Si l’on compare les vies respectives des deux hommes, on s’aperçoit qu’elles peuvent toutes deux être matérialisées par la double boucle du signe mathématique de l’infini, avec pour point d’intersection, le moulin du meunier mort et, pour pôles opposés, les forges de l’évêque et le château. Mais tout se passe comme si chacun d’eux parcourait cette figure dans le sens inverse de son double :

 

 

En dépit de leurs itinéraires antithétiques, les deux personnages sont égaux devant la mort qui constitue, dans les deux cas, le point de fermeture de la boucle de l’infini. Celle-ci devient, de ce fait, l’image d’une errance sans fin dénuée de sens. Tout comme le Cavalier suédois échoue dans sa quête du bonheur et de la reconnaissance sociale, Tornefeld sacrifie en vain sa vie pour une cause perdue. En effet, l’armée suédoise est écrasée à la bataille de Poltawa au cours de laquelle il trouve la mort. Cette double conclusion ramène le récit à son point de départ. Chacun des deux personnages a finalement joué le rôle et accompli le destin auquel le destinait son origine sociale. L’intrigue du roman ne reflète aucune progression dans la mesure où les péripéties et les actions relatées ne changent rien à la situation initiale, pas plus qu’elles ne contribuent à la formation des personnages. Sur le plan narratif, le retour de l’intrigue sur elle-même trace les contours d’un cercle vicieux par lequel le récit met en scène sa stagnation. Le Cavalier suédois prend donc le contrepied du roman historique traditionnel. D’une part il instrumentalise le fantastique pour ruiner toute conception téléologique de l’Histoire. D’autre part les faits historiques à proprement parler, en l’occurrence la Guerre entre la Saxe et la Suède, sont relégués à la périphérie de l’intrigue et c’est une anecdote privée qui occupe le devant de la scène.
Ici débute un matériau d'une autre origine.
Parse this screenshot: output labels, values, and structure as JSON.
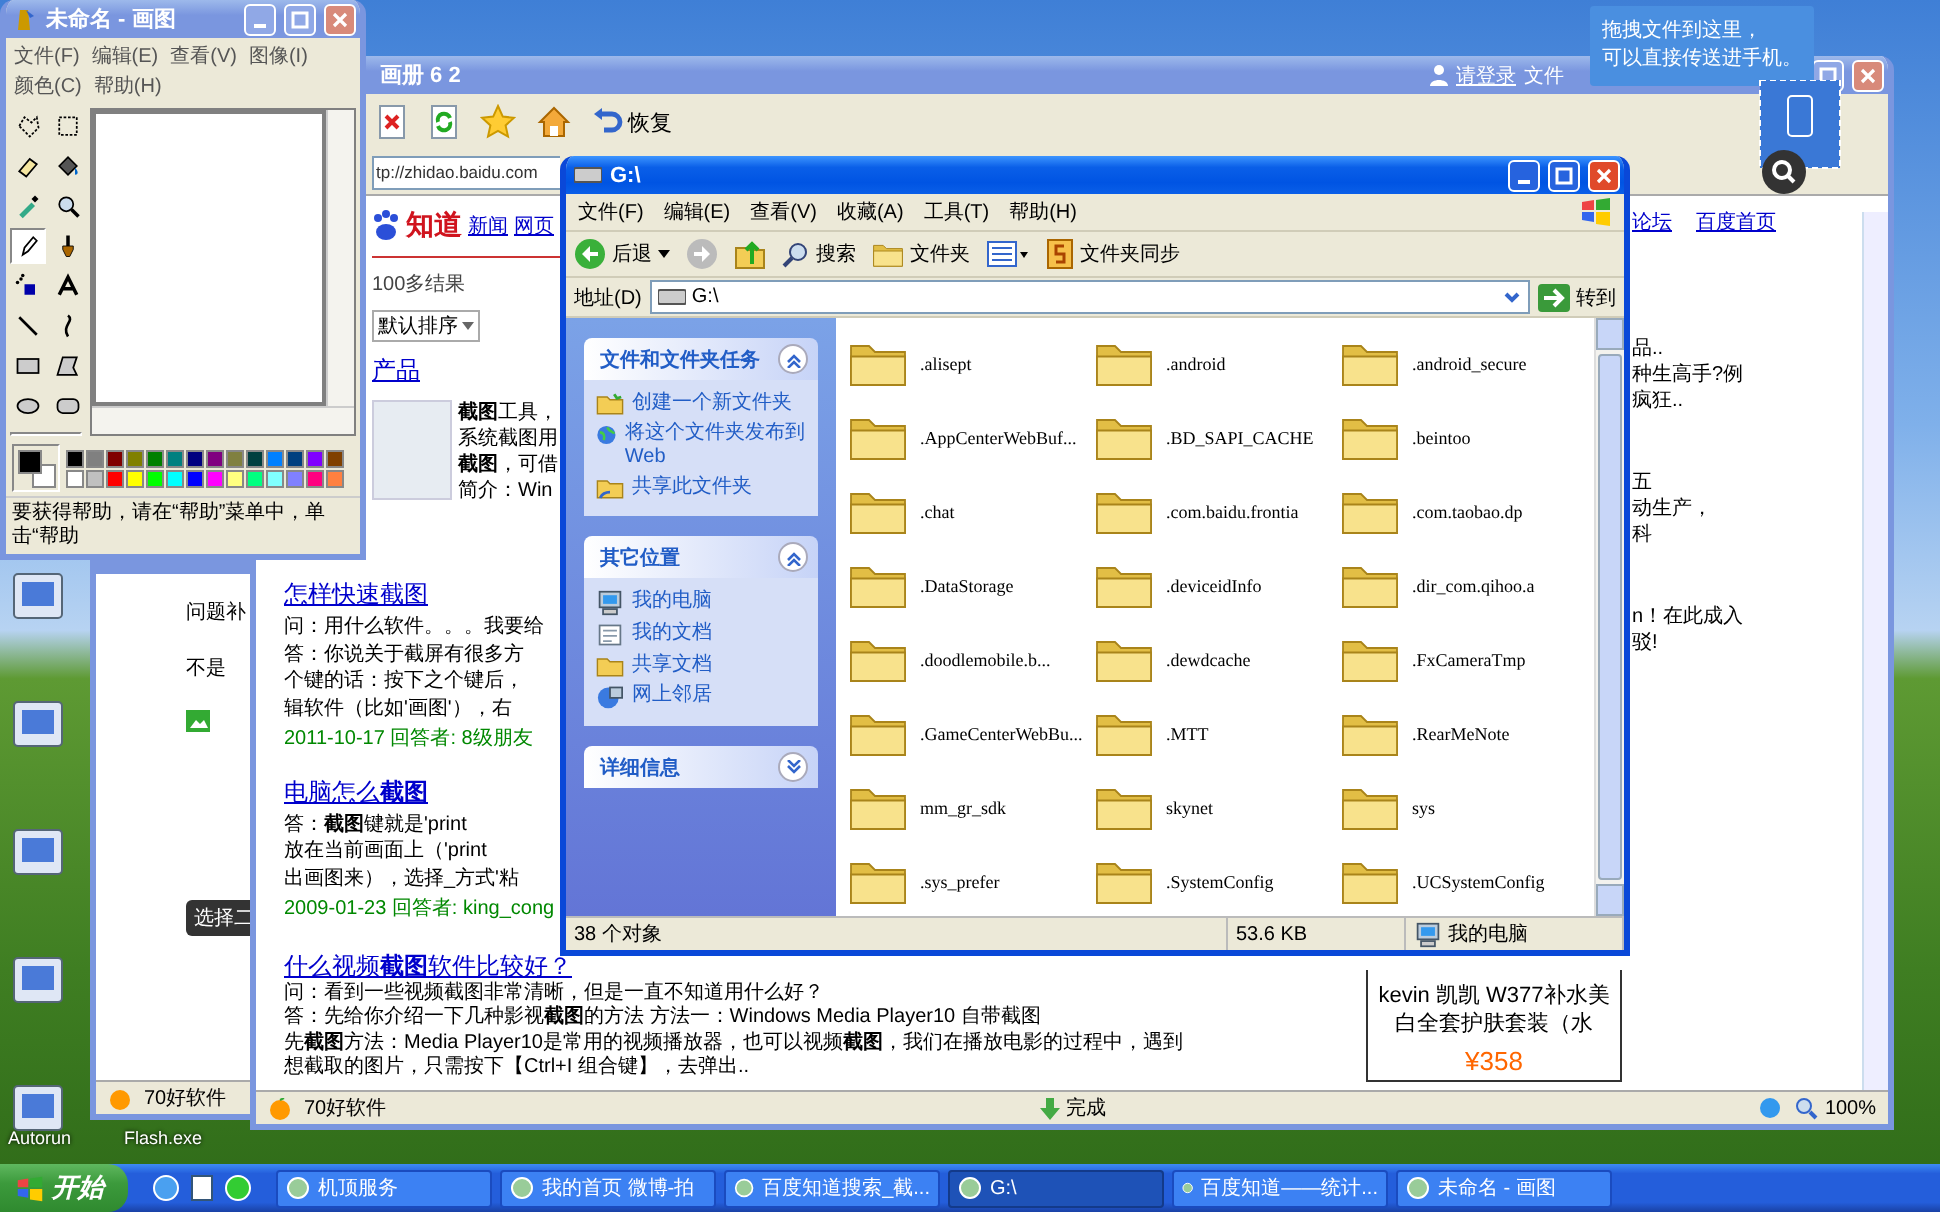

Il apparaît donc que la boucle revêt une triple fonction dans l’univers romanesque de Perutz : elle est tout d’abord le corrélat narratif de l’enfermement et de l’aliénation du personnage central. Par ailleurs, elle imprime un mouvement circulaire au récit, de telle sorte que ce dernier n’a comme avenir que son propre passé, ce qui équivaut à une négation de la causalité et de l’évolution propres au genre du roman historique traditionnel. Enfin, par le contournement des formes canoniques, l’auteur fait éclater le moule d’un genre très marqué par l’historicisme ambiant de l’époque. En outre, en amputant le conte populaire de sa morale, il abandonne son lecteur dans un univers trouble où tous ses repères vacillent.

La stratégie de déconstruction du roman historique ne se limite pas chez Perutz à l’utilisation du récit en boucle. Il est intéressant de constater qu’au gré des événements qui ont considérablement assombri ses années de vieillesse, à savoir l’exil et la catastrophe de la Seconde Guerre mondiale, son travail de sape s’est radicalisé et a abouti à la dislocation de l’intrigue dans son avant-dernier roman.

L’éclatement de la trame narrative du roman historique

À la lecture de La Nuit sous le pont de pierre8, on est immédiatement déstabilisé par la discontinuité de l’intrigue liée à une chronologie bouleversée et accentuée par la partition du roman en quatorze nouvelles indépendantes et un épilogue. On pénètre dans un univers labyrinthique, à l’intérieur duquel les repères spatio-temporels ne sont d’aucun secours et où les événements ne s’enchaînent pas suivant une relation de cause à effet. Perutz s’écarte des schémas utilisés jusque-là et opte pour la dislocation radicale de la trame narrative résultant d’incessantes ruptures temporelles et thématiques. Si l’on s’efforce de reconstituer l’intrigue, on peut la résumer comme suit : L’action se déroule à Prague, entre 1589 et 1621, à la cour de l’empereur Rodolphe II, qui est aussi roi de Bohême. Le souverain s’étant épris d’Esther, l’épouse du Juif Mordechai Meisl, il la retrouve chaque nuit en rêve grâce aux pouvoirs occultes du rabbin Loew. Lorsque Meisl, le riche époux d’Esther, découvre la liaison secrète des deux amants, il cesse de mettre sa fortune à la disposition de l’empereur qui a vidé en grande partie les caisses du royaume au profit de sa collection de tableaux de maîtres. Or, la ruine de l’État provoque la perte du monarque. Parce que l’empereur neurasthénique a négligé ses obligations politiques, privilégié sa passion amoureuse et son amour des arts, le royaume de Bohême sera dévasté par la guerre de religion qui durera trente ans.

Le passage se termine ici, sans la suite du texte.